July is behind us and August lies before, what opportunities await . . .

A Haiku Story

In this segment we are intending to share the background and history to a particular haiku so as to gain some understanding of the haiku’s origin, a window on how one haiku came to be.  If you have an engaging story and would like to share it we’d be very interested to hear it; send it to me via the email secretary link on the main page of the website – there is the possibility we may be able to include it in the next Members’ News.

Our Haiku Story this week comes in the form of a haibun from Beverley George and concerns a haiku that was first published on the Australian Haiku Society Winter Solstice String, June 2017.

Crouching Dragon

On my third visit to Garyu Sanso, (crouching dragon) villa, I am in the congenial company of a small group of Australian travellers. With a guide, we climb stone steps beside the Hiji River and enter the thatch-roofed building; marvel at the moon window, the exquisite openwork carvings depicting the seasons and the views from the rear deck of the gently landscaped garden that leads down to a tea-hut. Our guide points out the master carpenters’ signatures etched into a few nail heads in a section of the wooden decking. She tells of the clay pots buried beneath the earth under the house that enhance the quality of music played there on festive occasions.

We walk towards the tea hut, everyone concentrating on the guide’s words, and making occasional notes as she describes the botan moss that turns from white to green when scooped water is tipped on to it, and the living yew that supports one corner of the hut.

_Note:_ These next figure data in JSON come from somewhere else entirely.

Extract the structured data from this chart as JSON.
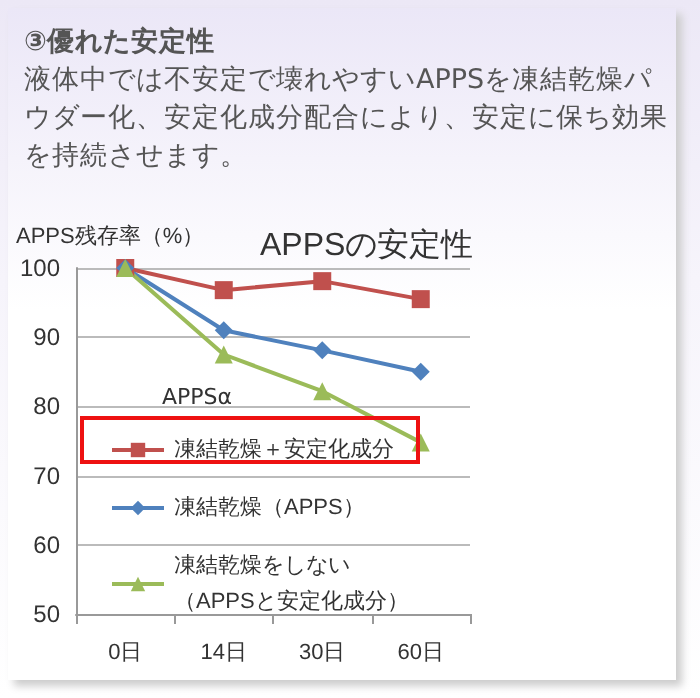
{
  "chart_data": {
    "type": "line",
    "annotations": [
      "③優れた安定性",
      "液体中では不安定で壊れやすいAPPSを凍結乾燥パウダー化、安定化成分配合により、安定に保ち効果を持続させます。"
    ],
    "title": "APPSの安定性",
    "ylabel": "APPS残存率（%）",
    "legend_title": "APPSα",
    "categories": [
      "0日",
      "14日",
      "30日",
      "60日"
    ],
    "series": [
      {
        "name": "凍結乾燥＋安定化成分",
        "color": "#c0504d",
        "marker": "square",
        "values": [
          100,
          96.8,
          98.1,
          95.5
        ]
      },
      {
        "name": "凍結乾燥（APPS）",
        "color": "#4f81bd",
        "marker": "diamond",
        "values": [
          100,
          91,
          88.1,
          85
        ]
      },
      {
        "name": "凍結乾燥をしない（APPSと安定化成分）",
        "color": "#9bbb59",
        "marker": "triangle",
        "values": [
          100,
          87.5,
          82.2,
          74.8
        ]
      }
    ],
    "ylim": [
      50,
      100
    ],
    "yticks": [
      50,
      60,
      70,
      80,
      90,
      100
    ],
    "grid": "y",
    "legend": "bottom left"
  }
}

There is a sudden diversion. Everyone’s attention switches to a tiny creature on a bed of moss. The mouse is unperturbed by the huddle of strangers that surrounds it and continues to preen and nibble rather than hide beneath adjacent fern.

a mouse perched on moss
halts the guided garden tour –
ten cameras flash

(Garyu Sanso (Crouching Dragon) house, Ozu, Ehime Prefecture, Shikoku, Japan

Beverley George

Mouse on moss Beverley George

 

Recent document links to the website

The Australian Haiku Society has recently placed links to the historically important First Australian Haiku Anthology: Bird, John and Bostok, Janice M. Converted to PDF format by The Haiku Foundation and available in their Digital Library, and; The Dreaming Collection: Bird, John. Converted to PDF format by The Haiku Foundation and available in their Digital Library.